When Red Mars by Kim Stanley Robinson came out in 1993, my Mars mania reignited. Then when The Case for Mars by Robert Zubrin showed up a few years later, with a very practical plan for getting to Mars, I got even more excited. By then I had given up any naïve dream of going to Mars myself, but I finally had hope again that humans would go. That was twenty years ago, and we’re still doing endless 90-minute laps around the home world.

P04-Surveyors-Wanted-NASA-Recruitment-Poster-600xI believe Elon Musk is an unrealistic optimistic about how to get to Mars, but I hope I’m wrong. I know the Mars One people are clueless, but I wish them well. There’s a practicality that comes with getting old. I’m glad the young aren’t infected. We need foolish people to do impossible things. But I’ve reached an age where I now question the value of going to Mars. I’m not sure space is suited for humans, but it is perfect for machines.

And, if we do want to adapt humans to space, I think our starting place should be the Moon, not Mars. The Moon is three days away, and a perfect place to construct the self-sufficient industrial city to launch human space exploration of the solar system and beyond. If Homo sapiens can’t adapt to living on the Moon, going to Mars will be pointless. But if we can thrive on the Moon, Mars will be easy.

There’s one very important factor about those posters from NASA – they’re promoting jobs that involve long term stays. Going to Mars, or the Moon, can’t be about planting the flag. I didn’t understand the value of work as a kid. Space travel was a thrill. Living in space really means working in space. I just wanted to hop a rocket and escape into fictional fantasies. The people who truly want to live in space need twenty years of relentless preparation, and then will work 15-hour days on the final frontier. Pioneers don’t waste much time reading science fiction, playing video games, or enjoying VR.

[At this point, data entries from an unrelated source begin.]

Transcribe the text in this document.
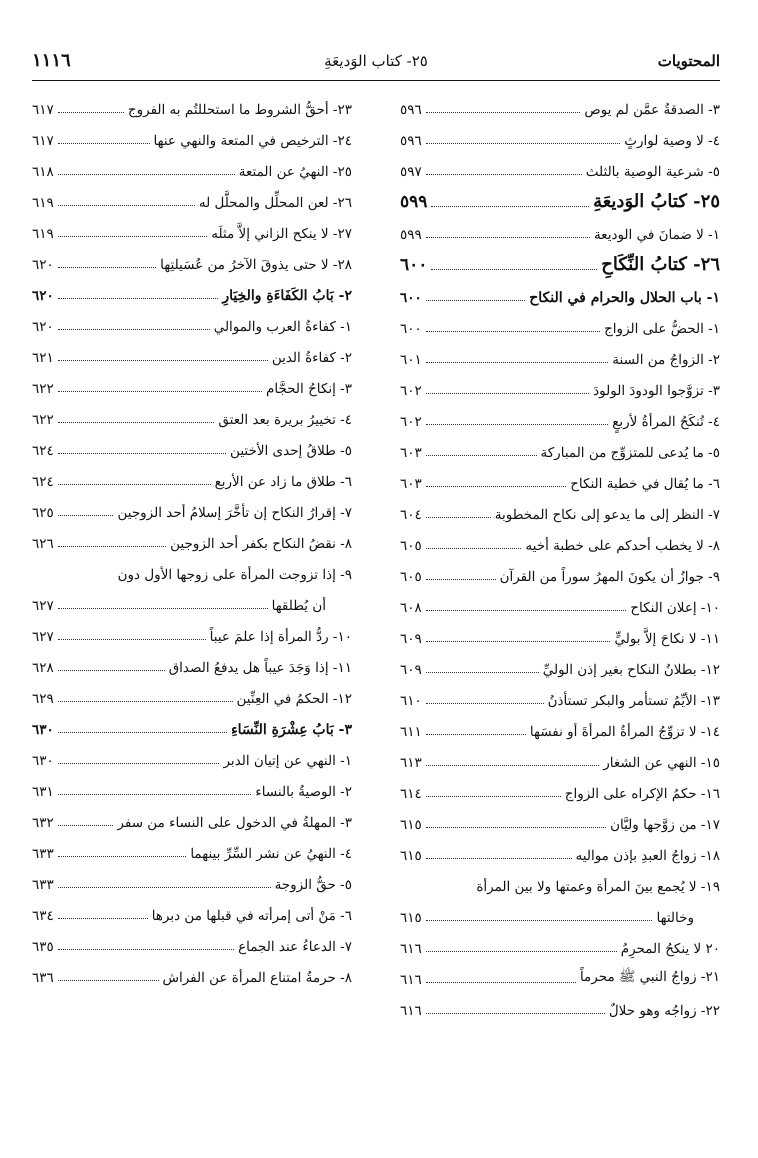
المحتويات
٢٥- كتاب الوَديعَةِ
١١١٦
٣- الصدقةُ عمَّن لم يوص
٥٩٦
٤- لا وصية لوارثٍ
٥٩٦
٥- شرعية الوصية بالثلث
٥٩٧
٢٥- كتابُ الوَديعَةِ
٥٩٩
١- لا ضمانَ في الوديعة
٥٩٩
٢٦- كتابُ النِّكَاحِ
٦٠٠
١- باب الحلال والحرام في النكاح
٦٠٠
١- الحضُّ على الزواج
٦٠٠
٢- الزواجُ من السنة
٦٠١
٣- تزوَّجوا الودودَ الولودَ
٦٠٢
٤- تُنكَحُ المرأةُ لأربعٍ
٦٠٢
٥- ما يُدعى للمتزوِّج من المباركة
٦٠٣
٦- ما يُقال في خطبة النكاح
٦٠٣
٧- النظر إلى ما يدعو إلى نكاح المخطوبة
٦٠٤
٨- لا يخطب أحدكم على خطبة أخيه
٦٠٥
٩- جوازُ أن يكونَ المهرُ سوراً من القرآن
٦٠٥
١٠- إعلان النكاح
٦٠٨
١١- لا نكاحَ إلاَّ بوليٍّ
٦٠٩
١٢- بطلانُ النكاح بغير إذن الوليِّ
٦٠٩
١٣- الأيِّمُ تستأمر والبكر تستأذنُ
٦١٠
١٤- لا تزوِّجُ المرأةُ المرأةَ أو نفسَها
٦١١
١٥- النهي عن الشغار
٦١٣
١٦- حكمُ الإكراه على الزواج
٦١٤
١٧- من زوَّجها وليَّان
٦١٥
١٨- زواجُ العبدِ بإذن مواليه
٦١٥
١٩- لا يُجمع بينَ المرأة وعمتها ولا بين المرأة
وخالتها
٦١٥
٢٠ لا ينكحُ المحرِمُ
٦١٦
٢١- زواجُ النبي ﷺ محرماً
٦١٦
٢٢- زواجُه وهو حلالٌ
٦١٦
٢٣- أحقُّ الشروط ما استحللتُم به الفروج
٦١٧
٢٤- الترخيص في المتعة والنهي عنها
٦١٧
٢٥- النهيُ عن المتعة
٦١٨
٢٦- لعن المحلِّل والمحلَّل له
٦١٩
٢٧- لا ينكح الزاني إلاَّ مثلَه
٦١٩
٢٨- لا حتى يذوقَ الآخرُ من عُسَيلتِها
٦٢٠
٢- بَابُ الكَفَاءَةِ والخِيَارِ
٦٢٠
١- كفاءةُ العرب والموالي
٦٢٠
٢- كفاءةُ الدين
٦٢١
٣- إنكاحُ الحجَّام
٦٢٢
٤- تخييرُ بريرة بعد العتق
٦٢٢
٥- طلاقُ إحدى الأختين
٦٢٤
٦- طلاق ما زاد عن الأربع
٦٢٤
٧- إقرارُ النكاح إن تأخَّرَ إسلامُ أحد الزوجين
٦٢٥
٨- نقضُ النكاح بكفر أحد الزوجين
٦٢٦
٩- إذا تزوجت المرأة على زوجها الأول دون
أن يُطلقها
٦٢٧
١٠- ردُّ المرأة إذا علمَ عيباً
٦٢٧
١١- إذا وَجَدَ عيباً هل يدفعُ الصداق
٦٢٨
١٢- الحكمُ في العِنِّين
٦٢٩
٣- بَابُ عِشْرَةِ النِّسَاءِ
٦٣٠
١- النهي عن إتيان الدبر
٦٣٠
٢- الوصيةُ بالنساء
٦٣١
٣- المهلةُ في الدخول على النساء من سفر
٦٣٢
٤- النهيُ عن نشر السِّرِّ بينهما
٦٣٣
٥- حقُّ الزوجة
٦٣٣
٦- مَنْ أتى إمرأته في قبلها من دبرها
٦٣٤
٧- الدعاءُ عند الجماع
٦٣٥
٨- حرمةُ امتناع المرأة عن الفراش
٦٣٦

Of course, such gritty self-evaluation makes me wonder about why I read science fiction. It’s still escapism. It’s now nostalgia. But it’s also a kind of hoping that humans will adapt to living in space. Where does that desire come from? Why is it important that our species go to Mars? Species have habitats. Why should we create new habitats for ourselves? Especially ones so tremendously ill-suited for our biology? What if fish wanted to live on land? Wait, some did.

2 Comments

Stephen   |   20 Jun 2016 @ 23:11

-If Homo sapiens can’t adapt to living on the Moon, going to Mars will be pointless.-

Not necessarily true. The moon’s gravity is much lower than Mars, so there’s likely to be physiological differences there. Very low gravity is an issue over long time frames, and I’m not sure if the moon has enough gravity to fix that. But your point about the moon as a training step is valid.

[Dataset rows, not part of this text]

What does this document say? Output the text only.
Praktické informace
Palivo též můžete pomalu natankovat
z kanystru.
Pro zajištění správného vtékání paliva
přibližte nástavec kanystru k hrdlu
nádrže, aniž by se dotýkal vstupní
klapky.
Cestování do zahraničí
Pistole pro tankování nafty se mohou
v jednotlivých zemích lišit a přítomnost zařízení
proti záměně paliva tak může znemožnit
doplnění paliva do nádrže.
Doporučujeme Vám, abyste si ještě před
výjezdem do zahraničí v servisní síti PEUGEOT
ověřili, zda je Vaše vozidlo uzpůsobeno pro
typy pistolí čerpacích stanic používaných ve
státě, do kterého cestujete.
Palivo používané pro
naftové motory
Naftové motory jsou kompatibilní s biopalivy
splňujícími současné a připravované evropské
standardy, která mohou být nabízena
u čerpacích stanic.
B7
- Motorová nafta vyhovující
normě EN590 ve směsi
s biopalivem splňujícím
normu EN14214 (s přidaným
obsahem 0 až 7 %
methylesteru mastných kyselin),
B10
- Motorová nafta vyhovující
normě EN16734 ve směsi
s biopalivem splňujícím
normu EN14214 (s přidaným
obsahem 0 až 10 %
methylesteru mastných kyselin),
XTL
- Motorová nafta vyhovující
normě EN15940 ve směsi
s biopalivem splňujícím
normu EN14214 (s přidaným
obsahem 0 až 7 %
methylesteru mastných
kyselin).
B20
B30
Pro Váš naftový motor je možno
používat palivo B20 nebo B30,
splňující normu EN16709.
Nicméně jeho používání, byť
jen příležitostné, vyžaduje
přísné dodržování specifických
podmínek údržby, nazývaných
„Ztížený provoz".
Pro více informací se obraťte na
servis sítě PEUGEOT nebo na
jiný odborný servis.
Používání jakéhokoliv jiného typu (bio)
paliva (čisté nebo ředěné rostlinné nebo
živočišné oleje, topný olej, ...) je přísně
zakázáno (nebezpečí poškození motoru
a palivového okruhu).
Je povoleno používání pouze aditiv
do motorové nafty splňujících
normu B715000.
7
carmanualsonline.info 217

Jim Harris   |   21 Jun 2016 @ 14:42

Stephen, we know the microgravity of the space station is an issue, but we don’t know if 1/6th gravity of the Moon, or 1/3rd gravity of Mars would be. But we need to find out. However, many people want to colonize asteroids or moons, so we’re hoping lower gravity won’t be an issue. Plus many others want to build space habitats, which also will have fractional normal gravity. It will be interesting to see if humans can adapt to lower gravity.

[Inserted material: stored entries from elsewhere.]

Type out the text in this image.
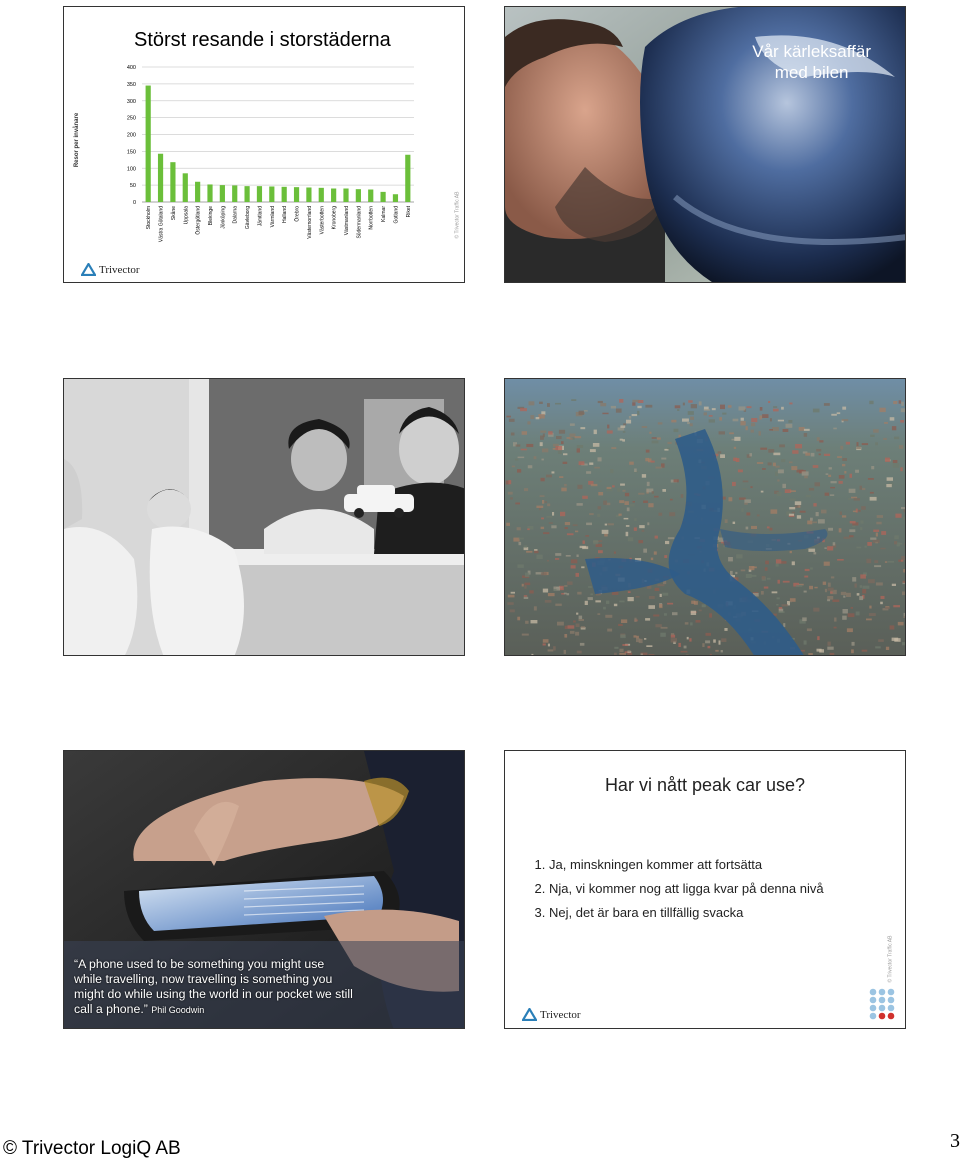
Störst resande i storstäderna
Resor per invånare
0
50
100
150
200
250
300
350
400
Stockholm Västra Götaland Skåne Uppsala Östergötland Blekinge Jönköping Dalarna Gävleborg Jämtland Värmland Halland Örebro Västernorrland Västerbotten Kronoberg Västmanland Södermanland Norrbotten Kalmar Gotland Riket	© Trivector Traffic AB
Trivector
Vår kärleksaffär
med bilen
“A phone used to be something you might use while travelling, now travelling is something you might do while using the world in our pocket we still call a phone.” Phil Goodwin
Har vi nått peak car use?
1. Ja, minskningen kommer att fortsätta
2. Nja, vi kommer nog att ligga kvar på denna nivå
3. Nej, det är bara en tillfällig svacka
© Trivector Traffic AB
Trivector
© Trivector LogiQ AB	3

We also have to adapt to higher levels of radiation, but living underground might solve that. Constructing underground cities on the Moon will be a good test.

Also, learning to “live off the land” will be important. The Moon has many of the elements we need to create a self-sustaining colony, just not in the proportions we’re used to on Earth. In the long run it won’t be practical to always take from the Earth, especially at such high delta-v costs. However, it might be practical to get the missing elements from elsewhere in the solar system. The low gravity of the Moon makes it a great place to travel to and from.